An Overview of MISR Calibration Objectives

The purpose of the MISR experiment is to acquire information of Earth at many different viewing angles. As we have nine cameras to do this job, we can take continuous images of Earth at 70 degrees, straight down (we call this a nadir view), and at a range of angles in between.

These pictures are not so much used to "look" at Earth as we would a movie. Rather, the measure of light which falls on any given camera is used to learn something about Earth underneath. For example, we can learn how much dust is in the atmosphere, how light is scattered from both the sides and tops of clouds, and how the land surfaces direct light in characteristic ways depending on the type of vegetation, soil, or nature of the urban development. Thus, although we do take pictures of Earth, our main purpose is to deliver information on Earth properties to the science community. They then track how these properties change globally, and through seasons and the years to come.

As we have said, in order to have scientific value, we must be able to record the amount of light falling into each of the nine MISR cameras - it is not enough to just create a pretty picture. We know the amount of light hitting a camera at any instant of time from a process we call "instrument calibration". Once the instrument is calibrated, we have knowledge on how to change the instrument output signal, related to its current output, to numeric values representing the light that hit the camera.
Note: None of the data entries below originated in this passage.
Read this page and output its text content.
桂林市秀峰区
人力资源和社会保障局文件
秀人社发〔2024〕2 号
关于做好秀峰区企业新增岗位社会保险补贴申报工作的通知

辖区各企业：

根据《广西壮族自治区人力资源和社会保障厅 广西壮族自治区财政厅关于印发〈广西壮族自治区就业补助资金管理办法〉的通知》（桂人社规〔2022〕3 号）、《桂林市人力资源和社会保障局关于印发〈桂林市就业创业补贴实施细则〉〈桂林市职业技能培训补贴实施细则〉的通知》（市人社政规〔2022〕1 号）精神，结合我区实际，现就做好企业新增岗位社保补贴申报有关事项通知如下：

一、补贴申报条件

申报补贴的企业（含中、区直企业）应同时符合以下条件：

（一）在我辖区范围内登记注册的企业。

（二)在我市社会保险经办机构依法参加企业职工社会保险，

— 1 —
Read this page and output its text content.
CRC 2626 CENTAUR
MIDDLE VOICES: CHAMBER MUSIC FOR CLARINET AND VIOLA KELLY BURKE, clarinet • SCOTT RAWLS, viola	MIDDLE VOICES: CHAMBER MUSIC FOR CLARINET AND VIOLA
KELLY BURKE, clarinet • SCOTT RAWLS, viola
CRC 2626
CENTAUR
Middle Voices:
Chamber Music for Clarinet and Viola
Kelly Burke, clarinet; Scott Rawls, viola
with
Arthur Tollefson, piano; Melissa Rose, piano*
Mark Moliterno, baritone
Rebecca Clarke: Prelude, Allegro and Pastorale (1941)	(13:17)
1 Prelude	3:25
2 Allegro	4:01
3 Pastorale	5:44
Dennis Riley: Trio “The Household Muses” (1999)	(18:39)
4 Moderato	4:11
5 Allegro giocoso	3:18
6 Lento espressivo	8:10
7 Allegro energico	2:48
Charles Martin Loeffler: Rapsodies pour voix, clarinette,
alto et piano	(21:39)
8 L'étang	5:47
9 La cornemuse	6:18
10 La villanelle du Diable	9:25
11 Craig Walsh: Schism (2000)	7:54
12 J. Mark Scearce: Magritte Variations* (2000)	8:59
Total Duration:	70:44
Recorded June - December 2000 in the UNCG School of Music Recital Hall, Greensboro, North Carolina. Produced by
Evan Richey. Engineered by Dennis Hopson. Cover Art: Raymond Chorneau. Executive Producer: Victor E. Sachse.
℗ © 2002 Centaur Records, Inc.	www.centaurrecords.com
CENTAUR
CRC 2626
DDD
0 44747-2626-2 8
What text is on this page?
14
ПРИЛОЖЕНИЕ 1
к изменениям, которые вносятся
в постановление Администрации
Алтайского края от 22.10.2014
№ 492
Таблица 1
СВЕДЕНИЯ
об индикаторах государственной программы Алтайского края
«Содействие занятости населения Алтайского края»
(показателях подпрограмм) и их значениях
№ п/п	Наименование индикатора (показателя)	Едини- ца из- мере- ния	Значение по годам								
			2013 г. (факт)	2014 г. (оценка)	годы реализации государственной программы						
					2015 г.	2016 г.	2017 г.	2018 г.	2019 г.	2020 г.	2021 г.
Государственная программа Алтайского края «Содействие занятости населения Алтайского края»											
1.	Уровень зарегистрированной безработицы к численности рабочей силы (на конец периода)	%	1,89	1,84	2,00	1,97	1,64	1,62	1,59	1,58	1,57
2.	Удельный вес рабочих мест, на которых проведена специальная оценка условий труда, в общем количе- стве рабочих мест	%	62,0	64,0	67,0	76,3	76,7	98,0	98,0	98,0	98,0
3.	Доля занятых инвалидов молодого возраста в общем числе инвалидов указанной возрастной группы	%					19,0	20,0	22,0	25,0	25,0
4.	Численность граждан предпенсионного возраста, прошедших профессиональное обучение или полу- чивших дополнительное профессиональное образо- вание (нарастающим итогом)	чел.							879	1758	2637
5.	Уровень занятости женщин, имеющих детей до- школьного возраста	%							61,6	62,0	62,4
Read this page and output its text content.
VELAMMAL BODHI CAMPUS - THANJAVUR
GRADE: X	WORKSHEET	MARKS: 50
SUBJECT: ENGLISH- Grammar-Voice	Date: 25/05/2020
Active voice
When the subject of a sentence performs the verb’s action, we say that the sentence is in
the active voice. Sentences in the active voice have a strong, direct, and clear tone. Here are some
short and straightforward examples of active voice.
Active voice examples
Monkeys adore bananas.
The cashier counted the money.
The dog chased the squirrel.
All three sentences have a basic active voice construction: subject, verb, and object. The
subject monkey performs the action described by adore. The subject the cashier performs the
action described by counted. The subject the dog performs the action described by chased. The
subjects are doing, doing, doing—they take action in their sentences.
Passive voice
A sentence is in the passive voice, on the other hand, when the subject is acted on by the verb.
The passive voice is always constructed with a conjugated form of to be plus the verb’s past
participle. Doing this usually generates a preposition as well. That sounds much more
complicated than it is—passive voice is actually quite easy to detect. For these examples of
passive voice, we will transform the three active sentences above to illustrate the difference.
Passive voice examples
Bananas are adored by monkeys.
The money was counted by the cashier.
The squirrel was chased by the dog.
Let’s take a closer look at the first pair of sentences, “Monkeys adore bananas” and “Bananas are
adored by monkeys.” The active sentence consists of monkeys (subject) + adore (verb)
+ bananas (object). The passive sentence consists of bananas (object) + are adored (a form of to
This 65-inch integrating sphere was used to provide the preflight radiometric calibration of MISR. The large diameter is needed to insure the cameras see a uniform target. The sphere output is known by use of "standard detectors". This technique is used by national standard laboratories.

The preflight calibration is useful to verify the instrument design and manufacture, and to verify the operation of the in-flight on-board calibrator.

The MISR cameras have been calibrated, prior to launch, at the Jet Propulsion Laboratory assembly room. This was done using a giant 65" light box, containing 25 lamps. Here the output of the light box was known, and the MISR camera output electronic signal measured.

Many other preflight tests were used to make sure the MISR instrument was fully functional. The image below shows a target used to verify MISR image acquisition. The target was 4 x 6 feet in size. The target was moved across the image on a crane, to simulate spacecraft motion. When through, we had our first pictures acquired by MISR.

This image was taken using a MISR camera. This poster is of Larry Hovland, the instrument engineer for the project. He holds color tablets, and is surrounded by numerous targets, each a cascade of bar targets decreasing in size. These targets allow us to verify the digital data stream, and our ability to reconstruct an image from packets of data transmitted by the instrument. More sophisticated tests were used to characterize the image quality of each camera. The original poster is 4 x 6 ft in size, and was hung from the ceiling of the high-bay, where MISR was built.

Click here to see the laboratory set-up.

On-orbit, the MISR cameras are calibrated every month. To do this, a clean white plate is moved in front of the cameras. As we know how much sunlight comes from the plate, we can calibrate the cameras in space.

Another technique is to make use of MISR images over desert areas. The light from these sites can be measured by our ground crew. Averaging results from these various calibration techniques gives us both the MISR calibration constants, as well as our uncertainty in these numbers.